Calculate the number of moles of oxygen gas produced from the completely catalyzed decomposition of 6.60ml sample of a 3.5% solution of H2O2. The density of the 3.5% solution of H2O2 is 1.01 g/ml.

2. Relevant equations
2(H2O2) --> 2(H2O) + O2
p=m/v



3. The attempt at a solution
I used. 1.01g/ml=m/6.6ml to get 6.1206g of the solution
Multiplied 6.1206 by .035 to get .214221g H2O2
.214221g H2O2(1mol H2O2/18.016g H202)(2 mol O/2mol H2O2)(16g O/1 mol O) yields .1897g O
.1897g O (1 mol O/16g O) yields .0118 mol O. This answer was rejected. I even tried .0236 since the equation shows O2, just to be sure. Wrong as well.

phyzguy
Oct13-11, 09:55 PM
If O is 16 g/mole, and H is 1 g/mole then H2O2 is ??? g/mole? Not 18.016.

chakakhan
Oct14-11, 12:24 AM
Right, I caught that. It should be 34.016g. I ran the same calculations with that number, but to no avail.
There was also actually 6.666g of solution, but what I've tried with that number is still wrong.

Borek
Oct14-11, 03:02 AM
Please show your results now - there are several problems with the way you calculated amount of oxygen, but as you corrected some of them it is not clear what is the current version of your calculations, so it is not possible to check it.

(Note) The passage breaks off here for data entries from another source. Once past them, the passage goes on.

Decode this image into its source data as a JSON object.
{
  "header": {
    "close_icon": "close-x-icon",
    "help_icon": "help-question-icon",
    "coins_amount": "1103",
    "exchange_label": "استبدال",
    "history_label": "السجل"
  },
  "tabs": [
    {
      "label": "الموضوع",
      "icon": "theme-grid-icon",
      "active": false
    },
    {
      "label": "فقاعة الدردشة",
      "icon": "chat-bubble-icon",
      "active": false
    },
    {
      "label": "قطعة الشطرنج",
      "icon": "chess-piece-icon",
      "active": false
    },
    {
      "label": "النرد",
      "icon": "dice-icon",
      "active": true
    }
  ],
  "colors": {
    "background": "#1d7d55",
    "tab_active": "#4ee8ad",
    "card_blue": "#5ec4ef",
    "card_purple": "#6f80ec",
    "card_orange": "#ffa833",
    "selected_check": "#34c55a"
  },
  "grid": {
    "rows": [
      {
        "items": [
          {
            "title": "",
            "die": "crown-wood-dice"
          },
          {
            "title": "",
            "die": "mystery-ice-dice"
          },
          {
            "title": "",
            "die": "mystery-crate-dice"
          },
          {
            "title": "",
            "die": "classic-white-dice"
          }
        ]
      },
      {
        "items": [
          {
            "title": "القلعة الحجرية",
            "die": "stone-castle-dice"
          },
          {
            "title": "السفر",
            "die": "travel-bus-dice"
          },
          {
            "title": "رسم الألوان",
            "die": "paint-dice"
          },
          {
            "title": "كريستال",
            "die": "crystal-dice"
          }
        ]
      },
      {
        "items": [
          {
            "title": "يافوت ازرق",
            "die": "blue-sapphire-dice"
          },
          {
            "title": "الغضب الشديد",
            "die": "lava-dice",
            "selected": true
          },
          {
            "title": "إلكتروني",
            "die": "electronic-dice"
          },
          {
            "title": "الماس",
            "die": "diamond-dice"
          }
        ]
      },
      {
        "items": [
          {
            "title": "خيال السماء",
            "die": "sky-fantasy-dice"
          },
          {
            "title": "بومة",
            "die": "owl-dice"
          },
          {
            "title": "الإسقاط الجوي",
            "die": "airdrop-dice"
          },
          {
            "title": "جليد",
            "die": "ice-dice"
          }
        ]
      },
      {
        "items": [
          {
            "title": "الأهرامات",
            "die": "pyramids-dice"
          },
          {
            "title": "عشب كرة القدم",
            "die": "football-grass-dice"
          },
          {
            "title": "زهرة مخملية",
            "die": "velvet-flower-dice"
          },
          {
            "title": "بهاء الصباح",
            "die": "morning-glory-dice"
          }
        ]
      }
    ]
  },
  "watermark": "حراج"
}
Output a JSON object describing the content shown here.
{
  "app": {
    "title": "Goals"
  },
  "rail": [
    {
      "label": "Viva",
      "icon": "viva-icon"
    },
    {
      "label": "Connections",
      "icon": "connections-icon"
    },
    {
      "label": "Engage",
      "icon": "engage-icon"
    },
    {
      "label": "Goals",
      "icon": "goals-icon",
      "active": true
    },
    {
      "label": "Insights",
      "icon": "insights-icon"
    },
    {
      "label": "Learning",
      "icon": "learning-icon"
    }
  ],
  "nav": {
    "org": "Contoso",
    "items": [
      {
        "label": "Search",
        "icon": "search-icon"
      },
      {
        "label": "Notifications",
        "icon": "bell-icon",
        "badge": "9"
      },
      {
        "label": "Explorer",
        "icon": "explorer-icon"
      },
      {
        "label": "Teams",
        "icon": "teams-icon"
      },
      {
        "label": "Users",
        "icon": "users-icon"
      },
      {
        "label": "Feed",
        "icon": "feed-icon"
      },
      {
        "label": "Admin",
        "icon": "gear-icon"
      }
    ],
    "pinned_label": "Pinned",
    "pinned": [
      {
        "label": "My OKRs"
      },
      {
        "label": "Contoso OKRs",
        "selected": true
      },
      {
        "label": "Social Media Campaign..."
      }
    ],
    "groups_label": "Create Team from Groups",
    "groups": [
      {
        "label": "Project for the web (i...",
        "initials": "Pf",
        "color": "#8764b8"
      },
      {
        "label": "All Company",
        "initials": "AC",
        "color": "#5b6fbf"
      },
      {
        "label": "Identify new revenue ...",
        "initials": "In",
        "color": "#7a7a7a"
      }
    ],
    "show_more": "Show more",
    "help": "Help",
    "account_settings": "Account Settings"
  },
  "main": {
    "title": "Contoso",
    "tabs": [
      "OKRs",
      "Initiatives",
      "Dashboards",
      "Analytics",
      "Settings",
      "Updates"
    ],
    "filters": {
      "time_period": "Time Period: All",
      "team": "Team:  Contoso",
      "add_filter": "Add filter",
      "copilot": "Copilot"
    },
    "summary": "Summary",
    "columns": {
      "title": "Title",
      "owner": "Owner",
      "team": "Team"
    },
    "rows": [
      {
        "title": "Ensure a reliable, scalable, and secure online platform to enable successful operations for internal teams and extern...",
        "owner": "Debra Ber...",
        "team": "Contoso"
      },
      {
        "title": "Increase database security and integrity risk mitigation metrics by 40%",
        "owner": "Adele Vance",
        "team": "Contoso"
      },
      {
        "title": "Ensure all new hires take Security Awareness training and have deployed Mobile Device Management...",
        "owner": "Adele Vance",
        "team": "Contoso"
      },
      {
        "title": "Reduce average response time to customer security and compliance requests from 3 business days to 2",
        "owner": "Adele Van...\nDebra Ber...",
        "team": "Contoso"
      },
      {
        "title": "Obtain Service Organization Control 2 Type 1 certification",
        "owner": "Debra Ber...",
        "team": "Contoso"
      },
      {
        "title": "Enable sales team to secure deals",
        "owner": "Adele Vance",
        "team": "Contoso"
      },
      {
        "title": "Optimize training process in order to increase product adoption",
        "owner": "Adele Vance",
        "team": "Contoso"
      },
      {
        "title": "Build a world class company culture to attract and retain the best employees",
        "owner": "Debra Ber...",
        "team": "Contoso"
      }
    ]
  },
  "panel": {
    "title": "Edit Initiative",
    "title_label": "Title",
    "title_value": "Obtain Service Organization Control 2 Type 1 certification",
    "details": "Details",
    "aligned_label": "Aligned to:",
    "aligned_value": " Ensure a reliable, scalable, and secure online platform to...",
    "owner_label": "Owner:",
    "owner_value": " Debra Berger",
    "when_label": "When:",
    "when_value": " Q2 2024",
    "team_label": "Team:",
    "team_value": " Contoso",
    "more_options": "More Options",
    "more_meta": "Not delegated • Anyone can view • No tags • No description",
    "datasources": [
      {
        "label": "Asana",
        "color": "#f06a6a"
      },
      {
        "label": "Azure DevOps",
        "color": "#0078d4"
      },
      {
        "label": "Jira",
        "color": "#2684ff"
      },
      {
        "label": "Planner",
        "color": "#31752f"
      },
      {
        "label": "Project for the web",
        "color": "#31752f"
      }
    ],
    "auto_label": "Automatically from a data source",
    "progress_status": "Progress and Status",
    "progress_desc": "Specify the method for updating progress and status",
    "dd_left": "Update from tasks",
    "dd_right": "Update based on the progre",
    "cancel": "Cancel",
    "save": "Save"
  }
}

Moles of oxygen gas means moles of O2. But

.0118 mol O. This answer was rejected. I even tried .0236 since the equation shows O2

this is wrong - 0.0118 mol of atomic O is not equivalent to 0.0236 moles of O2.

It is also possible system rejects answer that is technically correct, but has wrong number of significant digits.